Hygiene products and potato chips are some of the items inmates can buy in Mississippi prison commissaries. But the Department of Corrections Commissioner Marshall Fisher says providing the service is a major problem. He points to security concerns, especially among gangs.
"In other words, weaker inmates who don't have the support of the gangs, at times, have their commissary taken away from them and it's held over their head or sometimes there's gambling debts," said Fisher.
Fisher says those conflicts put corrections officers at risk. He says about 50 have been attacked this year. Fisher adds awarding contracts seems to be more about company profits, than making the prison system better.
"We have been literally bombarded with public records requests and then there's pressure put on the administration, or at least there's calls made to the administration to pressure us to go one way or the another, which does not happen and then we get sued," said Fisher.

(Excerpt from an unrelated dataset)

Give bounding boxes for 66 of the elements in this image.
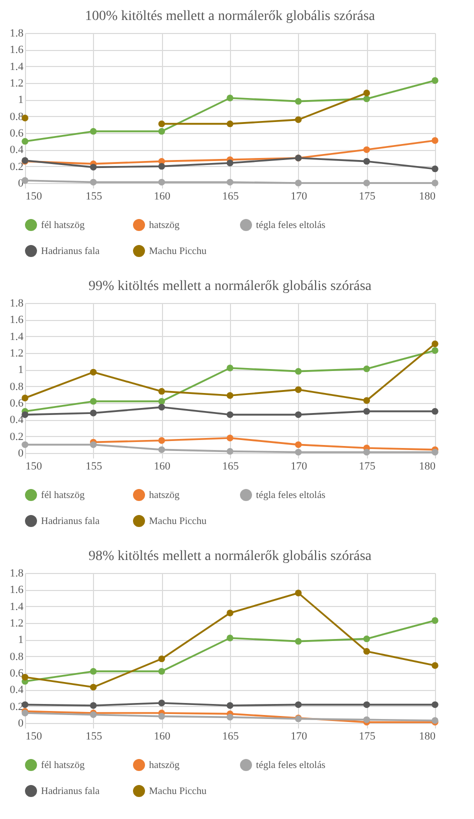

There's one lawsuit pending right now according to Fisher. Attorney Constance Slaughter-Harvey served on the Governor's Prison Task Force this year. They made recommendations to improve the procurement process. She's pleased Fisher is reviewing the policy because it was on their list. It was bribes in exchange for commissary contracts that led to Former Commissioner Christopher Epps pleading guilty to corruption charges.
"There are many ways to operate the commissary. It could be run, operated by trustees. And I know people say well you can't trust the trustees. Well, you couldn't trust the commissioner. So you got to start somewhere," said Harvey.
Marshall Fisher says the department did operate the commissaries at one time. But he says they don't have the staff to do that now. Fisher says currently by statue, the service must be contracted-out.